The video shows 21 captives presented as 16 peshmerga fighters, two Iraqi army officers & three policemen from Kirkuk


Afp February 22, 2015
An image made available by propaganda Islamist media outlet Welayat Tarablos on February 18, 2015, allegedly shows members of the Islamic State militant group parading in a street in Libya's coastal city of Sirte PHOTO: AFP

BAGHDAD: The Islamic State released a new video on Sunday purporting to show captured Kurdish peshmerga fighters paraded through Iraqi streets in cages.

The video shows 21 captives presented as 16 peshmerga fighters, two Iraqi army officers and three policemen from Kirkuk, a city about 240 kilometres (150 miles) north of Baghdad.

The captives, in orange jumpsuits with their heads lowered, are led to cages in a square surrounded by concrete walls and masked IS fighters carrying pistols.

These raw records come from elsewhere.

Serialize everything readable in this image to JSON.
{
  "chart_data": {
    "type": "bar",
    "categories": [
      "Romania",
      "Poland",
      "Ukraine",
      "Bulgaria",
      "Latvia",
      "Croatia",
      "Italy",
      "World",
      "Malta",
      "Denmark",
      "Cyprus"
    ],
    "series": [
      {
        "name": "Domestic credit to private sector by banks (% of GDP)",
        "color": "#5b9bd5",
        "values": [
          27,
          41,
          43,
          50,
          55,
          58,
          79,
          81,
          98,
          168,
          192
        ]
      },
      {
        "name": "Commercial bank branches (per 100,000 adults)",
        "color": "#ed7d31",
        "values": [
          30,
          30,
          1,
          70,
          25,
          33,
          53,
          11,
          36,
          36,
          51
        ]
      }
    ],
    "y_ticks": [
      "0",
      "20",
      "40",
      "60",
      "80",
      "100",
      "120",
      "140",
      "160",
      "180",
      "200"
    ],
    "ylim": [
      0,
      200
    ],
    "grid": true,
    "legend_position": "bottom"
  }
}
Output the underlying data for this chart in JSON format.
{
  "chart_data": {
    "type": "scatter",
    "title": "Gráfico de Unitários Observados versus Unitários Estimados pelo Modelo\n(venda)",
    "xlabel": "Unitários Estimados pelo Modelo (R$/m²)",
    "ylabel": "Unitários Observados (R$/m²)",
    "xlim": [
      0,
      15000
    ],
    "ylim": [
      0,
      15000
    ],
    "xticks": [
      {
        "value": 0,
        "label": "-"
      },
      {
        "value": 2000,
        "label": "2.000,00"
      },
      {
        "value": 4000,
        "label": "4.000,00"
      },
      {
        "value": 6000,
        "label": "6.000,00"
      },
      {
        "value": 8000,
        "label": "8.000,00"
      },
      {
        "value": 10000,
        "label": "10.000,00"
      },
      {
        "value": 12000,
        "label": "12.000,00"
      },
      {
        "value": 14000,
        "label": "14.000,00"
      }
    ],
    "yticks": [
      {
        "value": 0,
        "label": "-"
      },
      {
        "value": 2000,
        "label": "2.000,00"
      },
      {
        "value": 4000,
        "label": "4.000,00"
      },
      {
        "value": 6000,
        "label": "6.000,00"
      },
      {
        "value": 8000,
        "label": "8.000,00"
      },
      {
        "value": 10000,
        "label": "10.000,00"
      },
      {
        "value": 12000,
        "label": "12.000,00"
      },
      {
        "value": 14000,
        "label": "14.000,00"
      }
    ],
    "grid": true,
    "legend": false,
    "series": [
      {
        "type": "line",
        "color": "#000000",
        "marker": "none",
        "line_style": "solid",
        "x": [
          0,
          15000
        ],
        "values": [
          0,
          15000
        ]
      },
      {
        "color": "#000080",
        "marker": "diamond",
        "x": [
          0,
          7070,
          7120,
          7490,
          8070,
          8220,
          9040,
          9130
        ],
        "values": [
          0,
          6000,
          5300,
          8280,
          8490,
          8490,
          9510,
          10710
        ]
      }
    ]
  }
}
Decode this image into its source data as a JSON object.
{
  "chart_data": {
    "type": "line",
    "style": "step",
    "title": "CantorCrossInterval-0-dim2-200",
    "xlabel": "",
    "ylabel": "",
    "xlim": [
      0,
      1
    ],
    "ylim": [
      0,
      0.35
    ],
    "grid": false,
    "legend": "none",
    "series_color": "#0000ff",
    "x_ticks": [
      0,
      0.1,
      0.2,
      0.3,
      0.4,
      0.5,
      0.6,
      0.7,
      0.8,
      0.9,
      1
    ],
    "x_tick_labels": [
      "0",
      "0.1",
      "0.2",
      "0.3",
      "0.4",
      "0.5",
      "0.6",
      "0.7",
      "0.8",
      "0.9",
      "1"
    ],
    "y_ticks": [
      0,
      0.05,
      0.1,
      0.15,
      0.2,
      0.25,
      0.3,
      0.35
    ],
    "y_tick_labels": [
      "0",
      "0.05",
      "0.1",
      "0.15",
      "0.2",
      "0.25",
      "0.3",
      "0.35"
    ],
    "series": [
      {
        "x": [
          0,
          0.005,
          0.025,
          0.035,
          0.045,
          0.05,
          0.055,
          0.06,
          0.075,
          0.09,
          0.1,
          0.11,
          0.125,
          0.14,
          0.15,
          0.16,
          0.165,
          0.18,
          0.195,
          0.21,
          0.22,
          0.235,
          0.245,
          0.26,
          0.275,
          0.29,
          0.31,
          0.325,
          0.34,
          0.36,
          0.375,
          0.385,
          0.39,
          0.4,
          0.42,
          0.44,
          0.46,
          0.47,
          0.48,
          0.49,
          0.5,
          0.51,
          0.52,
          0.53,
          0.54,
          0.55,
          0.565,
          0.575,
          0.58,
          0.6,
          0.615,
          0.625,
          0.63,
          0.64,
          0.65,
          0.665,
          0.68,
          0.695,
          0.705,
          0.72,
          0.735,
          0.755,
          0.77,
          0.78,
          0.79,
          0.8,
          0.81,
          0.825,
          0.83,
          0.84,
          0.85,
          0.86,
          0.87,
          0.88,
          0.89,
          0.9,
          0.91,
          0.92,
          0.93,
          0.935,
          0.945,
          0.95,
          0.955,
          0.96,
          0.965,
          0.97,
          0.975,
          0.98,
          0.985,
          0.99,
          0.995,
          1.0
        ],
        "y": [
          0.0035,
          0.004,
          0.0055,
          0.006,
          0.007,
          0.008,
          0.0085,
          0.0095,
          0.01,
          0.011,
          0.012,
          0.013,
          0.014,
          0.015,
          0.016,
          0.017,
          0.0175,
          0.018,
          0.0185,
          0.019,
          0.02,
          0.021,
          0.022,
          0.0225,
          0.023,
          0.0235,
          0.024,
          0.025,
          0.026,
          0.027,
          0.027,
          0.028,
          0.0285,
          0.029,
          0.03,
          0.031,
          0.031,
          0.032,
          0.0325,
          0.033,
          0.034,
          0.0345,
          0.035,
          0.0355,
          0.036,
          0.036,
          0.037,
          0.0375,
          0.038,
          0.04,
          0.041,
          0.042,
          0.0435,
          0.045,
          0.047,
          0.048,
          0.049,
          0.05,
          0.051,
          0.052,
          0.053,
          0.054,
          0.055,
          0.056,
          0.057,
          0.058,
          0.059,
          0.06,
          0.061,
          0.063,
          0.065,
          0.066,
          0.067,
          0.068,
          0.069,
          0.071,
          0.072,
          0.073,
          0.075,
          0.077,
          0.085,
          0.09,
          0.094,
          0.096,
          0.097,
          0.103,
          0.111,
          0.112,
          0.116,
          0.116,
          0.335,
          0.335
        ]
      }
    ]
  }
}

A bearded man in a white turban warns the peshmerga against fighting IS.

Then the caged captives are shown being paraded through the streets on the back of pick-up trucks, as dozens of residents and armed men look on.

The date and location is not specified in the video, but Kurdish sources told AFP it was filmed a week earlier in the main market of Hawija, an IS-held town some 50 kilometres (30 miles) from Kirkuk.

https://twitter.com/SerioSito/status/569438433741045760

The video does not contain any explicit threats to the captives but they are shown at the end kneeling before masked men holding automatic weapons or pistols.

The video also features images from previous IS videos, including of the killing of Jordanian pilot Maaz al-Kassasbeh, who was burned alive in a cage, and the beheadings of 21 Coptic Christians, mainly from Egypt, in Libya.



A peshmerga commander in Kirkuk, General Hiyowa Rash, told AFP that the peshmerga hostages had been captured on January 31 "when Kurdish fighters repelled a terrorist attack by IS targeting Kirkuk."

IS seized swathes of Syria and Iraq last year, declaring a "caliphate" and committing widespread atrocities.